Emergency Preparedness and Disaster Response: There's an App for That 2.0.
Prehosp Disaster Med
INTRODUCTION: In disaster response, smartphone applications (or apps) are being used by the layperson, emergency first responders, and health care providers to aid in everything from incident reporting to clinical decision making.
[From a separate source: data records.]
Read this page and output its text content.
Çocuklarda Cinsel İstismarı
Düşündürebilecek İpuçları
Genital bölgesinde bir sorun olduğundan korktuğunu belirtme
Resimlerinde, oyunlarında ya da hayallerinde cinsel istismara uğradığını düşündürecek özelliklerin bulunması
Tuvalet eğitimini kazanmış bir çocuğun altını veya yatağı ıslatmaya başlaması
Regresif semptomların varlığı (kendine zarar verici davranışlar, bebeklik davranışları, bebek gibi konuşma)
However, quality apps are often diluted by the overwhelming number of apps that exist for both the lay public and first responders in the Apple iTunes (Apple Inc.; Cupertino, California USA) and Google Play (Google LLC; Mountain View, California USA) stores.
HYPOTHESIS/PROBLEM: A systematic review of disaster response apps was originally completed in 2015; a follow-up review was completed here to evaluate trends and explore novel apps.
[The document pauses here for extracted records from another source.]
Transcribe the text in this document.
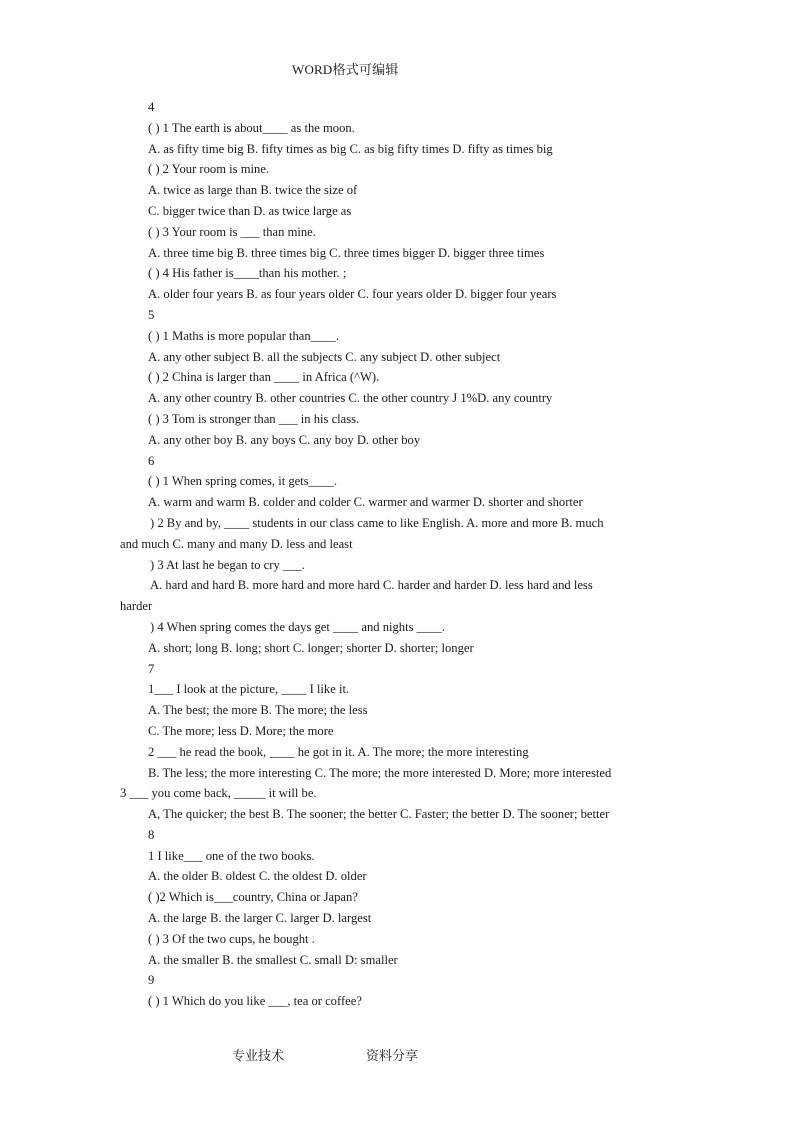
WORD格式可编辑
4
( ) 1 The earth is about____ as the moon.
A. as fifty time big B. fifty times as big C. as big fifty times D. fifty as times big
( ) 2 Your room is mine.
A. twice as large than B. twice the size of
C. bigger twice than D. as twice large as
( ) 3 Your room is ___ than mine.
A. three time big B. three times big C. three times bigger D. bigger three times
( ) 4 His father is____than his mother. ;
A. older four years B. as four years older C. four years older D. bigger four years
5
( ) 1 Maths is more popular than____.
A. any other subject B. all the subjects C. any subject D. other subject
( ) 2 China is larger than ____ in Africa (^W).
A. any other country B. other countries C. the other country J 1%D. any country
( ) 3 Tom is stronger than ___ in his class.
A. any other boy B. any boys C. any boy D. other boy
6
( ) 1 When spring comes, it gets____.
A. warm and warm B. colder and colder C. warmer and warmer D. shorter and shorter
) 2 By and by, ____ students in our class came to like English. A. more and more B. much
and much C. many and many D. less and least
) 3 At last he began to cry ___.
A. hard and hard B. more hard and more hard C. harder and harder D. less hard and less
harder
) 4 When spring comes the days get ____ and nights ____.
A. short; long B. long; short C. longer; shorter D. shorter; longer
7
1___ I look at the picture, ____ I like it.
A. The best; the more B. The more; the less
C. The more; less D. More; the more
2 ___ he read the book, ____ he got in it. A. The more; the more interesting
B. The less; the more interesting C. The more; the more interested D. More; more interested
3 ___ you come back, _____ it will be.
A, The quicker; the best B. The sooner; the better C. Faster; the better D. The sooner; better
8
1 I like___ one of the two books.
A. the older B. oldest C. the oldest D. older
( )2 Which is___country, China or Japan?
A. the large B. the larger C. larger D. largest
( ) 3 Of the two cups, he bought .
A. the smaller B. the smallest C. small D: smaller
9
( ) 1 Which do you like ___, tea or coffee?
专业技术	资料分享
METHODS: A search of the Apple iTunes and Google Play stores was performed using the following terms obtained from PubMed (National Center for Biotechnology Information; Bethesda, Maryland USA) Medical Subject Headings Database: Emergency Preparedness; Emergency Responders; Disaster; Disaster Planning; Disaster Medicine; Bioterrorism; Chemical Terrorism; Hazardous Materials; and the Federal Emergency Management Agency (FEMA [Washington, DC USA]). After excluding any unrelated apps, a working list of apps was formed and categorized based on topics. Apps were categorized by intended user (first responders or the public) and sub-categorized by topic for discussion. Sub-categories included News/Information, Reference/Education, Weather/Natural Disasters, Travel/Navigation, and Communication/Reunification.
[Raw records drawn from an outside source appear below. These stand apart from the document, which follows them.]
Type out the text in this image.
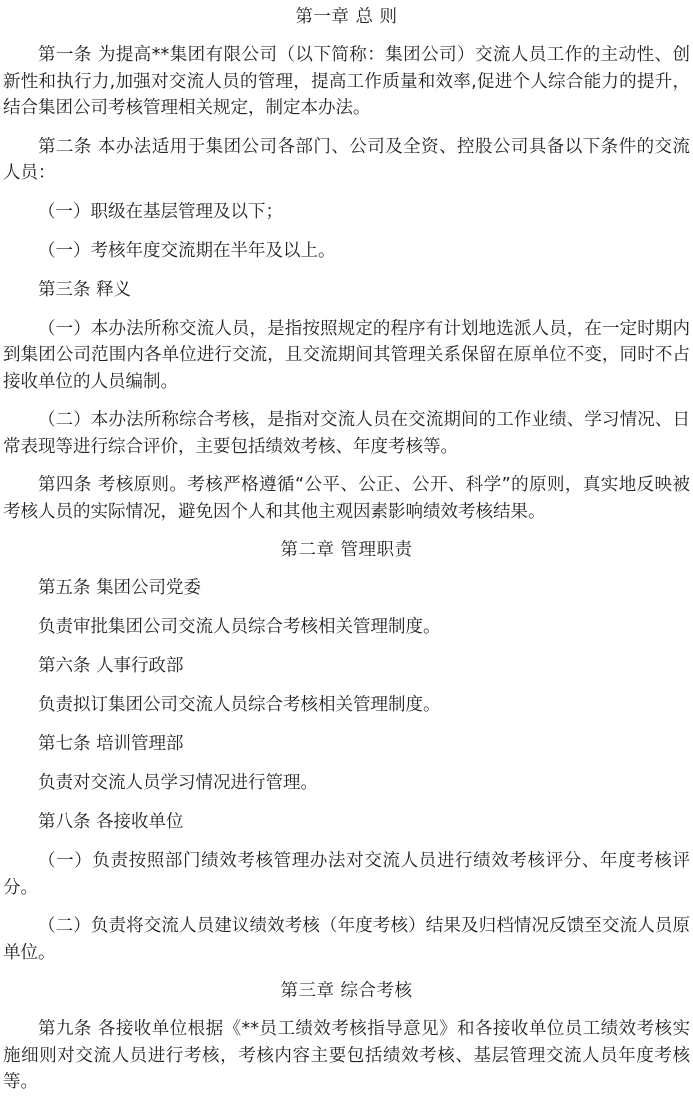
第一章 总 则

第一条 为提高**集团有限公司（以下简称：集团公司）交流人员工作的主动性、创新性和执行力,加强对交流人员的管理，提高工作质量和效率,促进个人综合能力的提升，结合集团公司考核管理相关规定，制定本办法。

第二条 本办法适用于集团公司各部门、公司及全资、控股公司具备以下条件的交流人员：

（一）职级在基层管理及以下；

（一）考核年度交流期在半年及以上。

第三条 释义

（一）本办法所称交流人员，是指按照规定的程序有计划地选派人员，在一定时期内到集团公司范围内各单位进行交流，且交流期间其管理关系保留在原单位不变，同时不占接收单位的人员编制。

（二）本办法所称综合考核，是指对交流人员在交流期间的工作业绩、学习情况、日常表现等进行综合评价，主要包括绩效考核、年度考核等。

第四条 考核原则。考核严格遵循“公平、公正、公开、科学”的原则，真实地反映被考核人员的实际情况，避免因个人和其他主观因素影响绩效考核结果。

第二章 管理职责

第五条 集团公司党委

负责审批集团公司交流人员综合考核相关管理制度。

第六条 人事行政部

负责拟订集团公司交流人员综合考核相关管理制度。

第七条 培训管理部

负责对交流人员学习情况进行管理。

第八条 各接收单位

（一）负责按照部门绩效考核管理办法对交流人员进行绩效考核评分、年度考核评分。

（二）负责将交流人员建议绩效考核（年度考核）结果及归档情况反馈至交流人员原单位。

第三章 综合考核

第九条 各接收单位根据《**员工绩效考核指导意见》和各接收单位员工绩效考核实施细则对交流人员进行考核，考核内容主要包括绩效考核、基层管理交流人员年度考核等。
RESULTS: A search of the Apple iTunes store revealed 394 unique apps and was narrowed to 342 based on relevance to the field and availability on the iPhone. A search of the Google Play store yielded 645 unique applications and was narrowed to 634 based on relevance. Of note, 49 apps appeared in both app stores using the search terms. An aggregate 927 apps from the Apple iTunes and Google Play stores were then critically reviewed by the authors. Apps were sub-categorized based on intended audience, layperson or first responder, and sorted into one of five disaster response categories. Two apps were chosen for discussion from each of the five sub-categories. The highest quality apps were determined from each group based on relevance to emergency preparedness and disaster response, rating, and number of reviews.
CONCLUSION: After comparisons with the 2015 article, many new apps have been developed and previously described apps have been updated, highlighting that this is a constantly changing field deserving of continued analysis and research.
McAtee KJ, Bedenbaugh R, Lakis DC, Bachmann DJ, Kman NE. Emergency preparedness and disaster response: there's an app for that 2.0. Prehosp Disaster Med. 2022 Feb;37(1):117-123. doi: 10.1017/S1049023X21001321. PMID: 34915945.